Sur ce propos de germanisme, séparons d’abord l’Allemagne classique et proprement dite de la Prusse ; ainsi l’exige la justice, ainsi le veut la vérité. La Prusse subjugue aujourd’hui l’Allemagne ; les deux pays se rencontrent accidentellement dans une passion commune, ou plutôt dans un engouement dont l’un profite aux dépens de l’autre ; toutefois le fond des aspirations de l’un et de l’autre est différent, comme l’est aussi la race qui les peuple. Au point de vue ethnographique, la diversité profonde des deux races est acquise à la science, et nous n’y reviendrons pas. L’affinité par laquelle l’Allemagne tient aujourd’hui à la Prusse est l’unitarisme, que chacun entend évidemment à sa guise. En dehors de cette vague communauté de pensée, l’Allemagne et la Prusse n’ont ni le même intérêt, ni la même sphère d’action. Dans cette unité toute de circonstance, les idées, les mœurs, le passé de chacun, sont autant d’élémens disparates qu’une violence accidentelle assortit sans les identifier, tout en les précipitant dans les mêmes aventures. L’Allemagne est remorquée par la Prusse plutôt qu’elle ne vit en communion avec elle. L’Allemagne connaît du reste bien la Prusse : elle nous le disait sous les bastions de Paris, ne voulant pas alors qu’on pût confondre les deux peuples ; mais elle se trompe en croyant qu’elle aura raison de l’autre à jour donné.

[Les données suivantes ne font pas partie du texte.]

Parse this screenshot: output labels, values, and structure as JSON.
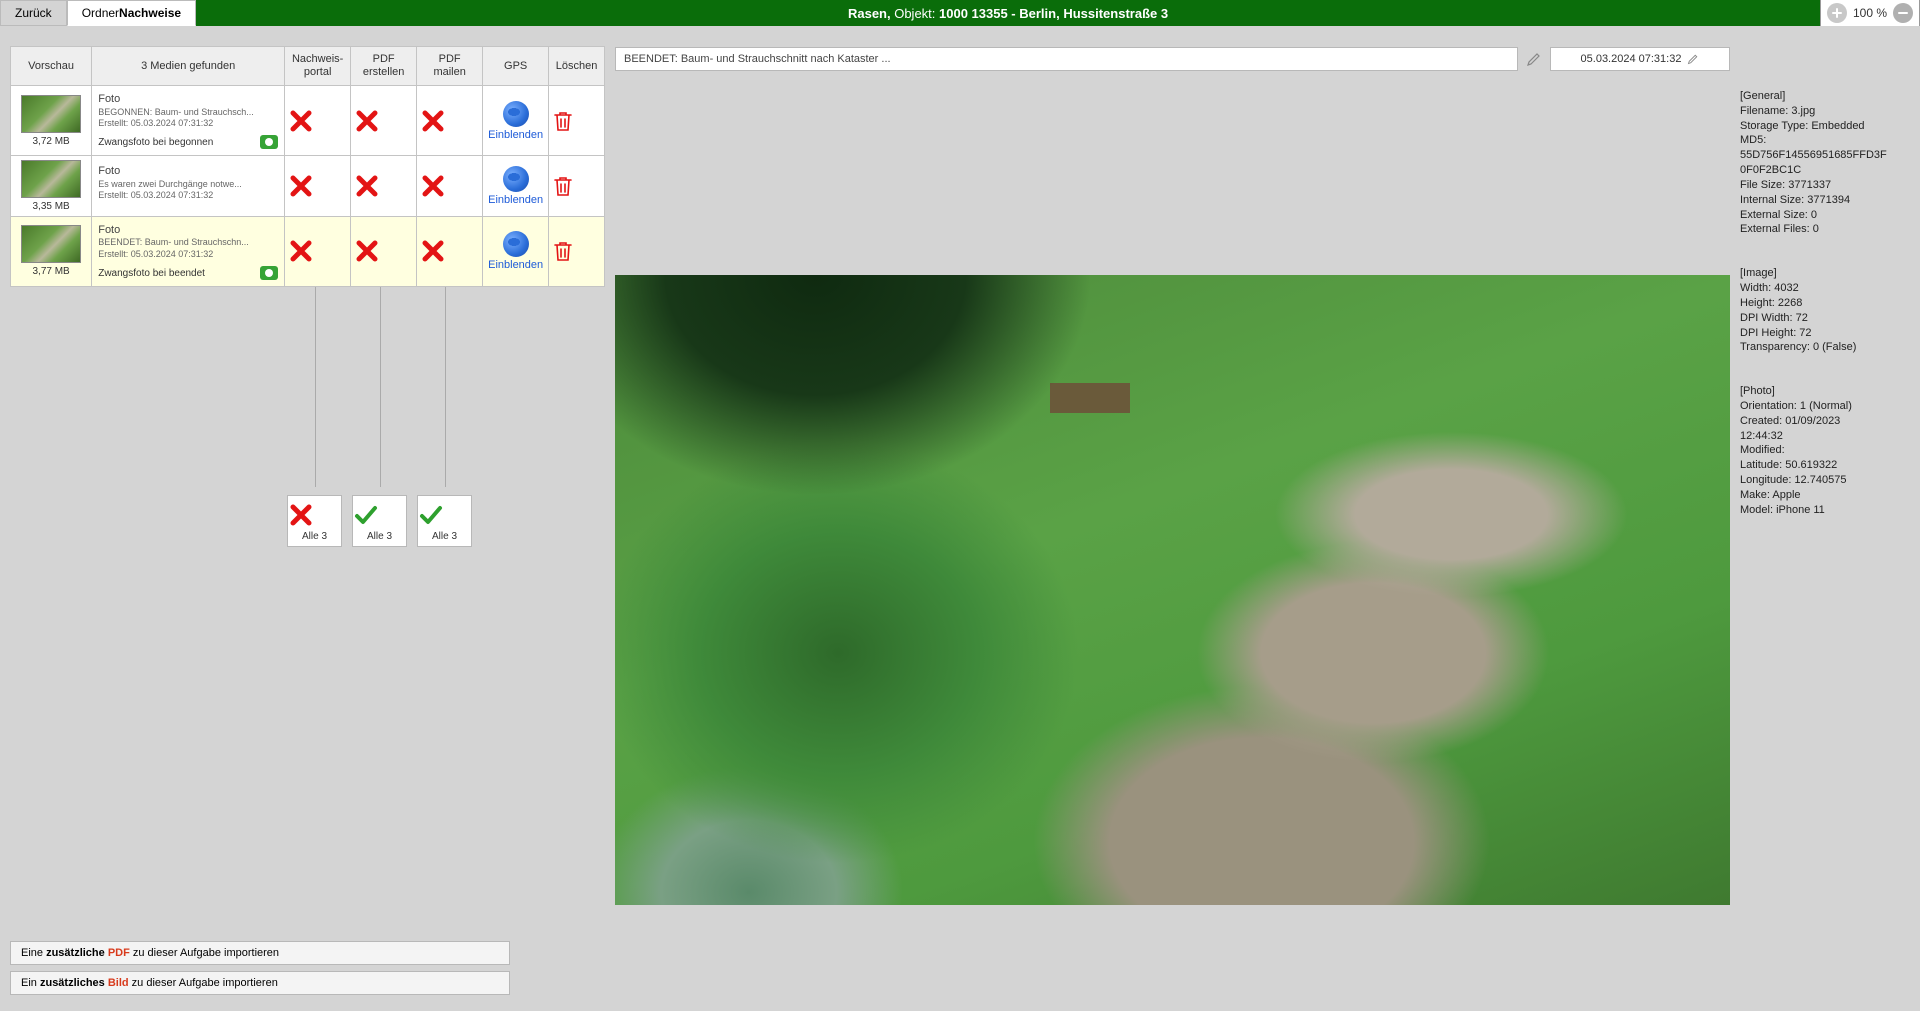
{
  "tabs": {
    "back": "Zurück",
    "folder_prefix": "Ordner ",
    "folder_bold": "Nachweise"
  },
  "title": {
    "pre": "Rasen, ",
    "mid": "Objekt: ",
    "bold": "1000   13355 - Berlin, Hussitenstraße 3"
  },
  "zoom": {
    "value": "100 %"
  },
  "grid": {
    "headers": {
      "thumb": "Vorschau",
      "desc": "3 Medien gefunden",
      "portal_l1": "Nachweis-",
      "portal_l2": "portal",
      "pdfc_l1": "PDF",
      "pdfc_l2": "erstellen",
      "pdfm_l1": "PDF",
      "pdfm_l2": "mailen",
      "gps": "GPS",
      "del": "Löschen"
    },
    "gps_label": "Einblenden",
    "rows": [
      {
        "size": "3,72 MB",
        "title": "Foto",
        "l2": "BEGONNEN: Baum- und Strauchsch...",
        "l3": "Erstellt: 05.03.2024 07:31:32",
        "note": "Zwangsfoto bei begonnen",
        "cam": true
      },
      {
        "size": "3,35 MB",
        "title": "Foto",
        "l2": "Es waren zwei Durchgänge notwe...",
        "l3": "Erstellt: 05.03.2024 07:31:32",
        "note": "",
        "cam": false
      },
      {
        "size": "3,77 MB",
        "title": "Foto",
        "l2": "BEENDET: Baum- und Strauchschn...",
        "l3": "Erstellt: 05.03.2024 07:31:32",
        "note": "Zwangsfoto bei beendet",
        "cam": true
      }
    ],
    "batch": [
      {
        "kind": "x",
        "label": "Alle 3"
      },
      {
        "kind": "check",
        "label": "Alle 3"
      },
      {
        "kind": "check",
        "label": "Alle 3"
      }
    ]
  },
  "import": {
    "pdf_pre": "Eine ",
    "pdf_bold": "zusätzliche ",
    "pdf_red": "PDF",
    "pdf_post": " zu dieser Aufgabe importieren",
    "img_pre": "Ein ",
    "img_bold": "zusätzliches ",
    "img_red": "Bild",
    "img_post": " zu dieser Aufgabe importieren"
  },
  "preview": {
    "caption": "BEENDET: Baum- und Strauchschnitt nach Kataster ...",
    "date": "05.03.2024 07:31:32"
  },
  "meta": {
    "general": "[General]\nFilename: 3.jpg\nStorage Type: Embedded\nMD5:\n55D756F14556951685FFD3F\n0F0F2BC1C\nFile Size: 3771337\nInternal Size: 3771394\nExternal Size: 0\nExternal Files: 0",
    "image": "[Image]\nWidth: 4032\nHeight: 2268\nDPI Width: 72\nDPI Height: 72\nTransparency: 0 (False)",
    "photo": "[Photo]\nOrientation: 1 (Normal)\nCreated: 01/09/2023\n12:44:32\nModified:\nLatitude: 50.619322\nLongitude: 12.740575\nMake: Apple\nModel: iPhone 11"
  }
}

Il est un trait caractéristique qui distingue l’Allemand de tous les autres peuples de l’Europe. L’Allemand se complaît et vit dans son histoire ; son esprit sérieux et appliqué s’en nourrit avec délices : il a gardé tous ses tombeaux. Dans ses aspirations vers l’avenir se retrouve encore son amour du passé. Simple de mœurs et borné dans ses désirs, il s’attache à la condition morale où l’a placé la nature ; il ne change pas, il évolue sur lui-même. Il ne prend point les idées d’autrui, il les étudie, est assez curieux de les connaître, bien qu’il garde les siennes, et qu’il se contente de les développer par la réflexion. Sa nature est profondément historique. Il admire sa barbarie native dans Tacite, s’enorgueillit d’avoir repoussé la civilisation romaine, et de s’être approprié le christianisme par la réforme. L’irruption de ses bandes envahissantes sur les terres de l’empire romain et leur course vagabonde par le monde enflamment son imagination. Ce que nous appelons l’invasion des barbares, il l’appelle la migration[1], Wanderung. Tout civilisé qu’il est, il ne tient pas encore bien sur le sol, et ne s’en dédit pas, car il en trouve

  1. Voyez Wachsmuth, Gesch. der deutsch. Nationalität. 1860-62 (8 vol. in-8o), t. 1er.